Joe bumps James’ right shoulder with his right hand to open his centerline.
Joe delivers a couple punches to the body
Joe applies the arm bar here by putting pressure on the elbow joint with his right forearm while maintaining control at the wrist with his left hand.
Joe pulls with the right which brings James’ head forward and down and finishes.
In Locked Wing, the arm bar is applied with your opponent behind you getting you in a hammerlock. You step back and bump him to create space and drive an elbow to the face. You claw through his eyes and then apply the arm bar with your left arm on his right arm that is applying the hammerlock. This moves him more to your side so that your back is not so much to him and he’s not behind you. Plus, it gets his head down, which is a common goal in Kenpo because it cancels his height zone and checks him off and you have more control when you control where his head goes. You then follow up with a knee and elbow.

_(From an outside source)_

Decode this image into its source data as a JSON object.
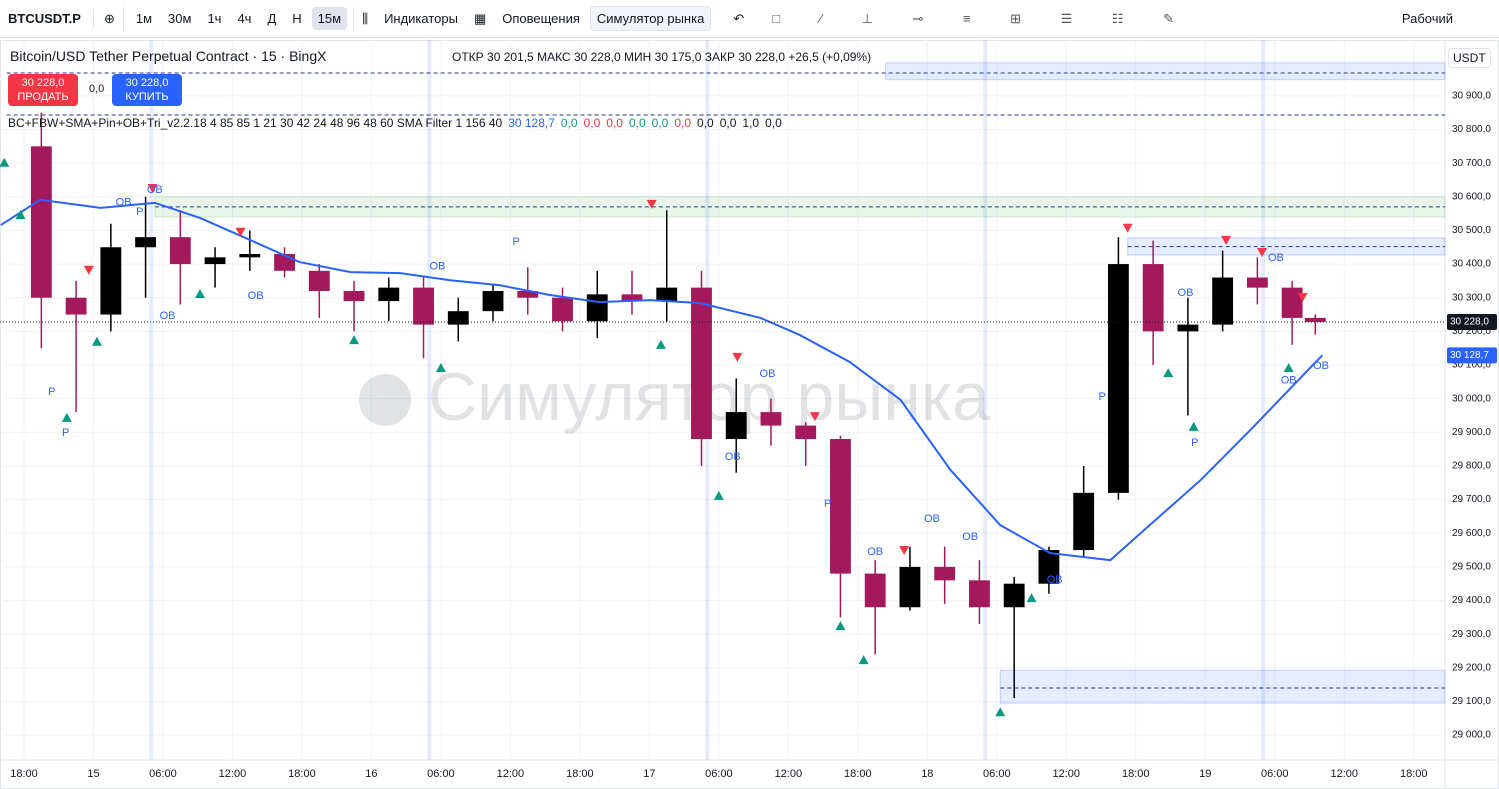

So there you have several variations of how to do an arm bar in the Kenpo system. Understand the Kenpo system is intended to be a complete system showing variations on ways to do a multitude of things. It is an analytical study of motion, with reverses and opposites, cross-references, category completions and many alternatives and options. You could spend a lot of time exploring the system finding various category completions, for instance. It is endless and it’s up to you to examine and learn about the system and what it has for you to use and understand.
Basically, in this series of techniques you have learned to manipulate the opponent into position using his arm and the hinge principle. In other techniques you use the hinges at the leg and hip to manipulate the opponent into position. Consider these:
- Dance of Death: You grab his leg and elbow him at the hinge in the middle of his body–the waist or hip.
- Brushing the Storm: You grab his ankle and pull it up as you push on his hip, driving his face forward and down.
- Gift in Return: You use his hip and arm to move his leg and put him in position where you have access to his targets.
In addition, you strike a joint to put him in position.
- In Aggressive Twins, you kick his knee to open his centerline. This can also be considered a chop with the foot, another cross-reference.
- In Calming the Storm, you use a chop to the shoulder to open his centerline. Just as you chopped with your foot to open his centerline, here you chop with your hand to open his centerline.